NVIDIA AI Enterprise - Optimized, Certified and Supported on VMware vSphere

NVIDIA AI Enterprise is a suite of AI software, certified to run on VMware vSphere 7 Update 2 with NVIDIA-Certified volume servers. It includes key enabling technologies and software from NVIDIA for rapid deployment, management and scaling of AI workloads in the virtualized data center running on VMware vSphere. The NVIDIA AI Enterprise suite also enables IT Administrators, Data Scientists, and AI Researchers to quickly run NVIDIA AI applications and libraries optimized for GPU acceleration by reducing deployment time and ensuring reliable performance. 

NVIDIA AI Enterprise suite is licensed and supported by NVIDIA. After the joint announcement at VMworld in September 2020, NVIDIA and VMware have continued work to improve the integration between their joint offerings. NVIDIA and VMware are committed to continued collaboration to tightly couple VMware vSphere with the NVIDIA AI Enterprise suite. This article discusses the new features introduced with VMware vSphere 7 Update 2 release and the new NVIDIA AI Enterprise software suite.

The introduction of NVIDIA RDMA capabilities into vSphere for NVIDIA virtualized GPU (vGPU) allows deep learning training to scale out to multiple nodes with near bare metal performance for even the largest deep learning training workloads.

RDMA technology is featured in NVIDIA ConnectX SmartNICs and BlueField DPUs and improves the bandwidth and latency when moving data directly between a network interface card (NIC) and GPU memory.

IT administrators can use the tools they are familiar with, like VMware vCenter, to provision multiple nodes as VMs. These VMs can be configured to use NVIDIA networking and vGPU resources for RDMA.

VMware’s integration with RDMA over Converged Ethernet (RoCE) results in AI and ML capabilities that are accelerated faster than ever before. vSphere 7 Update 2 with NVIDIA AI Enterprise software supports RDMA with ATS capabilities on Intel CPUs further optimizing the GPUDirect bandwidth between NIC and GPU so that throughput is not limited by PCIe bus speeds. This means that a data scientist can iterate on new data and re-train many more times in a day, dramatically increasing their productivity.

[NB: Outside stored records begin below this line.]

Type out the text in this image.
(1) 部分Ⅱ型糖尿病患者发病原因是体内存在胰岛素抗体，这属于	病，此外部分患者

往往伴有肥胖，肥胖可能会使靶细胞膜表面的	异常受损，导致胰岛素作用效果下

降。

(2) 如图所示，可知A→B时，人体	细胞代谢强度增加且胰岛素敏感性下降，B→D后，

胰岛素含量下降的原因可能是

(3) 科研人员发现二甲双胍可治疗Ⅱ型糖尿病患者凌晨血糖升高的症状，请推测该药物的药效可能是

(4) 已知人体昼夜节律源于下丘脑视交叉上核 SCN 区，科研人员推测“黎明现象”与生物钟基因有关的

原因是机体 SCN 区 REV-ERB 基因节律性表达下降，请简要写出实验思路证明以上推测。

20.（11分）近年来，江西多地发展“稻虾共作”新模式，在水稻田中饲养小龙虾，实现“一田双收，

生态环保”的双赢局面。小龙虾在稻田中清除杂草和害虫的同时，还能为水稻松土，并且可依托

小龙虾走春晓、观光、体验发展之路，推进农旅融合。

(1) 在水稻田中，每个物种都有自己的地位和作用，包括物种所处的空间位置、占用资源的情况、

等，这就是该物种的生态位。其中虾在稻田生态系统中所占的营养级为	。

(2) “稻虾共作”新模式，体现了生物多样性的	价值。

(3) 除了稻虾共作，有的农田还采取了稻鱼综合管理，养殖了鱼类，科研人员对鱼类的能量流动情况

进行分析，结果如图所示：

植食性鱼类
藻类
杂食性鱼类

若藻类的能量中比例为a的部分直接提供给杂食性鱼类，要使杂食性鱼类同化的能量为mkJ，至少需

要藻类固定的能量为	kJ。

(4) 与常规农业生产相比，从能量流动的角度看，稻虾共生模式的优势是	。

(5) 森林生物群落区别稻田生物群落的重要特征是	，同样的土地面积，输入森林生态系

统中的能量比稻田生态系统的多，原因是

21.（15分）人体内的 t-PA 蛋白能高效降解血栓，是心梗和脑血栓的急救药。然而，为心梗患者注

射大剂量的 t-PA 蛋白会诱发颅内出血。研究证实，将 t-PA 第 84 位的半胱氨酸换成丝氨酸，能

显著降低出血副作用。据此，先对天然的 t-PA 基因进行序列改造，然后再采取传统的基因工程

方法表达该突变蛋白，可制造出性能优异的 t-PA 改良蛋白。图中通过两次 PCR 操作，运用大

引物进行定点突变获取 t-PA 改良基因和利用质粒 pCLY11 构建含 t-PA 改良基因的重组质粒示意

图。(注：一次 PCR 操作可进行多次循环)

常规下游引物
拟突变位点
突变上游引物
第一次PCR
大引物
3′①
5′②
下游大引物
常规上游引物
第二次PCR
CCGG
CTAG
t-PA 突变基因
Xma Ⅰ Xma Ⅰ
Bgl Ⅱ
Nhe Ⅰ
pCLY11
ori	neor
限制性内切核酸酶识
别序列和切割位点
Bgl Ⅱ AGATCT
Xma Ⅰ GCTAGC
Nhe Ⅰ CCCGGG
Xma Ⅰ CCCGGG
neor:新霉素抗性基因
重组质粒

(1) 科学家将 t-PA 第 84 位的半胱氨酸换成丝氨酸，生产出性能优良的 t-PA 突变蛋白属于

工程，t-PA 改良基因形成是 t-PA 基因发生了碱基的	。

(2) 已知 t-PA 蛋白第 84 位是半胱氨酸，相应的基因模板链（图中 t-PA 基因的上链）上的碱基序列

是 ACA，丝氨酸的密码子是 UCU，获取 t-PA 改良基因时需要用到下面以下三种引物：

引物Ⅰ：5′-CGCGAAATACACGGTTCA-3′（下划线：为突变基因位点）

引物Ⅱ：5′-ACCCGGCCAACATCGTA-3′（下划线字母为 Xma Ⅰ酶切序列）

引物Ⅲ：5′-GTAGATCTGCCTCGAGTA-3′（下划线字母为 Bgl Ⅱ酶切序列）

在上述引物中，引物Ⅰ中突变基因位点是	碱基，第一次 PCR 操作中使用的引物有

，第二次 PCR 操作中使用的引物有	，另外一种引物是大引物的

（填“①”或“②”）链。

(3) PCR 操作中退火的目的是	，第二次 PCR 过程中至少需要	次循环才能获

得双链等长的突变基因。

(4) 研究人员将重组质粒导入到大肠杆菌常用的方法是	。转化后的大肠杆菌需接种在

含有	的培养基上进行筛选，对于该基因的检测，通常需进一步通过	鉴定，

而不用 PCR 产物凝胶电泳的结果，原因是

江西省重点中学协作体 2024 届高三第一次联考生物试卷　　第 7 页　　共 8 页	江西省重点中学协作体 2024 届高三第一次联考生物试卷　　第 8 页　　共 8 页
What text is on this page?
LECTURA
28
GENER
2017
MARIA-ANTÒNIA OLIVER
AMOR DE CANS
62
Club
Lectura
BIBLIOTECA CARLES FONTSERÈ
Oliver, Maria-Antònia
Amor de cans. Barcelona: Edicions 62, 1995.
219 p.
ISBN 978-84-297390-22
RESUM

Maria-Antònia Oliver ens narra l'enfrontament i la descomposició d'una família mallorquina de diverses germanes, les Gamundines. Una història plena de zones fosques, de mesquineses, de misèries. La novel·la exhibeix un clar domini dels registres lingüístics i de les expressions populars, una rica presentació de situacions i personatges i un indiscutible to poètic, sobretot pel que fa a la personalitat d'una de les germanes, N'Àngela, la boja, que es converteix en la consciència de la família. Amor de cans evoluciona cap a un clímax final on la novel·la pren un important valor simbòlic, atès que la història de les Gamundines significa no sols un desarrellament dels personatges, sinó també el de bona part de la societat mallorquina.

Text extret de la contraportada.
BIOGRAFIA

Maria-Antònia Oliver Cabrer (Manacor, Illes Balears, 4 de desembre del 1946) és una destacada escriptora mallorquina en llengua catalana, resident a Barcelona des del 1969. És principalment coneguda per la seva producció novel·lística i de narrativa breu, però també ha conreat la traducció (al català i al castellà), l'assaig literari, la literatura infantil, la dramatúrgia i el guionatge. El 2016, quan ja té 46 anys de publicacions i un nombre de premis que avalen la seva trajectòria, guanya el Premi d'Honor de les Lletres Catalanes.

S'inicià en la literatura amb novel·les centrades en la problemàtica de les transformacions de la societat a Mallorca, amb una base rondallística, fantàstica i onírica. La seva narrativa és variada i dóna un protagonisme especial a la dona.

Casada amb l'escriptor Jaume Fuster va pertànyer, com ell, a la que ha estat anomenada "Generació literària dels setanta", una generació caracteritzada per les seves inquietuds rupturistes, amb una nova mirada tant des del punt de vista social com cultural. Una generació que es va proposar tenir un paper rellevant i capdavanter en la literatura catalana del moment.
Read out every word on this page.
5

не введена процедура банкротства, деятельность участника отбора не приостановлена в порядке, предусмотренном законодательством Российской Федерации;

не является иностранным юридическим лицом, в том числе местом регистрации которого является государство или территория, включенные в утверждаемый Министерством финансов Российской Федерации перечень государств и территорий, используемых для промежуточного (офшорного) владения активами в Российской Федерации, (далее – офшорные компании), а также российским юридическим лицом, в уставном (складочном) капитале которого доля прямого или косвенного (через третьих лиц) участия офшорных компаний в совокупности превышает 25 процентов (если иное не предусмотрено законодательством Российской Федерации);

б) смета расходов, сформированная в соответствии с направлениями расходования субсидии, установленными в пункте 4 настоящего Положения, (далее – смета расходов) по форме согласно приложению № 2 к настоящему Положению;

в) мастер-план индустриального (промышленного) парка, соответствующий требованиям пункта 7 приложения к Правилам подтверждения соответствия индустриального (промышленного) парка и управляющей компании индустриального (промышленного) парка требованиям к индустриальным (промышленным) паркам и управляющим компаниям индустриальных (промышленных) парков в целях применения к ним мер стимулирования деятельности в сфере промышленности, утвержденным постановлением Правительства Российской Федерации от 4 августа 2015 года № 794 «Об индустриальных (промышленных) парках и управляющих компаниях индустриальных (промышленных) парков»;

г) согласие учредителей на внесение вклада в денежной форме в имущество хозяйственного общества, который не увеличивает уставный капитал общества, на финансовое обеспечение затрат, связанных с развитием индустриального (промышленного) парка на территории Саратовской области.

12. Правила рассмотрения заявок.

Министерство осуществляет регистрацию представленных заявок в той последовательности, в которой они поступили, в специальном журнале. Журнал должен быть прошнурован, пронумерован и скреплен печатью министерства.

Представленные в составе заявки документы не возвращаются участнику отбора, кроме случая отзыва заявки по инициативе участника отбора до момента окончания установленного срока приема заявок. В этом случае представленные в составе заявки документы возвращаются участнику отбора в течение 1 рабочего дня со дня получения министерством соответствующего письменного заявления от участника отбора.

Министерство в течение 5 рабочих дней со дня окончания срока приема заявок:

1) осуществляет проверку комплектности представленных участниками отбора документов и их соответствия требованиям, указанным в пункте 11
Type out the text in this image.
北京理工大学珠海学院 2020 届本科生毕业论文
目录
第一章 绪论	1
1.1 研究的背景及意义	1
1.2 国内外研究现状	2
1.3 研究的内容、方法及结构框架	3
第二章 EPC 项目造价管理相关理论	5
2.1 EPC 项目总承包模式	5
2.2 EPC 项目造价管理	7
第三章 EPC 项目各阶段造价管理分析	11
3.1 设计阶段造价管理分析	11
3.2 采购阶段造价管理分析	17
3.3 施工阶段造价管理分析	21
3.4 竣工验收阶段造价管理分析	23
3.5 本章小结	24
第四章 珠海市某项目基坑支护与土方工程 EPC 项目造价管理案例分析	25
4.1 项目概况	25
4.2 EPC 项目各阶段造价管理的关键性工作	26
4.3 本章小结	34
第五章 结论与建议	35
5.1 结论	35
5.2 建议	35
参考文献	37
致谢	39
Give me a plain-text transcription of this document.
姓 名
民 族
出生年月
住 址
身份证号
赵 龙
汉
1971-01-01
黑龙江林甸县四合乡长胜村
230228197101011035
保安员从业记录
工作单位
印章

Now let’s look at the new VMware features which have further enabled Deep Learning inferencing workloads. vSphere 7 Update 2 supports the latest GPU Ampere architecture such as the NVIDIA A100 GPU. This GPU can be configured to use Multi-Instance GPU (MIG). This type of GPU partitioning can be particularly beneficial for inferencing workloads that do not fully saturate the GPUs compute capacity and for uses cases which require low latency response and error isolation. The graph below illustrates the performance of natural language inference using virtualized GPUs enabled with MIG compared to virtualized CPU as well as bare metal.

Let’s look at a use case example of how a single NVIDIA A100 configured with MIG mode enabled can be used for multiple inferencing workloads with VMware vSphere. NVIDIA Triton Inference Server is an AI application framework included in the NVIDIA AI Enterprise suite. Available as a Docker container, it integrates with Kubernetes for orchestration and auto-scaling. This solution allows front end client applications to submit inferencing requests from the AI inference cluster and can service models within the AI model repository.

Let’s look further at this use case, for example multiple end users or departments submit inference request to perform object detection on satellite imagery. Within the AI model repository, there are pre-trained object detection models which detect the presence of multiple objects in the satellite imagery, such as buildings, trees, fire hydrants or well pads. A single NVIDIA A100 GPU can be used for servicing the multiple inferencing requests by leveraging MIG spatial partitioning, thereby optimizing the utilization of a valuable and powerful GPU resource within the enterprise. The graph below illustrates the performance of ResNet-50 object detection inference using virtualized GPUs with MIG enabled compared to virtualized CPU only as well as bare metal.

Using Triton Inference Server, with added MIG support in vSphere 7.0 U2, the NVIDIA A100 – 40GB GPU can be partitioned up to 7 GPU slices, each slice or instance has its own dedicated compute resources that run in parallel with predictable throughput and latency. IT administrators use vCenter to assign a VM a single MIG partition. Read VMware’s technical blog post for additional details, “Multiple Machine Learning Workloads Using GPUs: New Features in vSphere 7 Update 2“.

As enterprises move toward AI and cloud computing, a new data center architecture is needed to enable both existing and modern. Accelerated servers can be added to the core enterprise data center and managed with standard tools like VMware vCenter. As a result of NVIDIAs close partnership, VMware has brought in new features to vSphere 7.0 U2 which provides the highest quality of low latency response ML/AI applications backed by vGPU in the enterprise.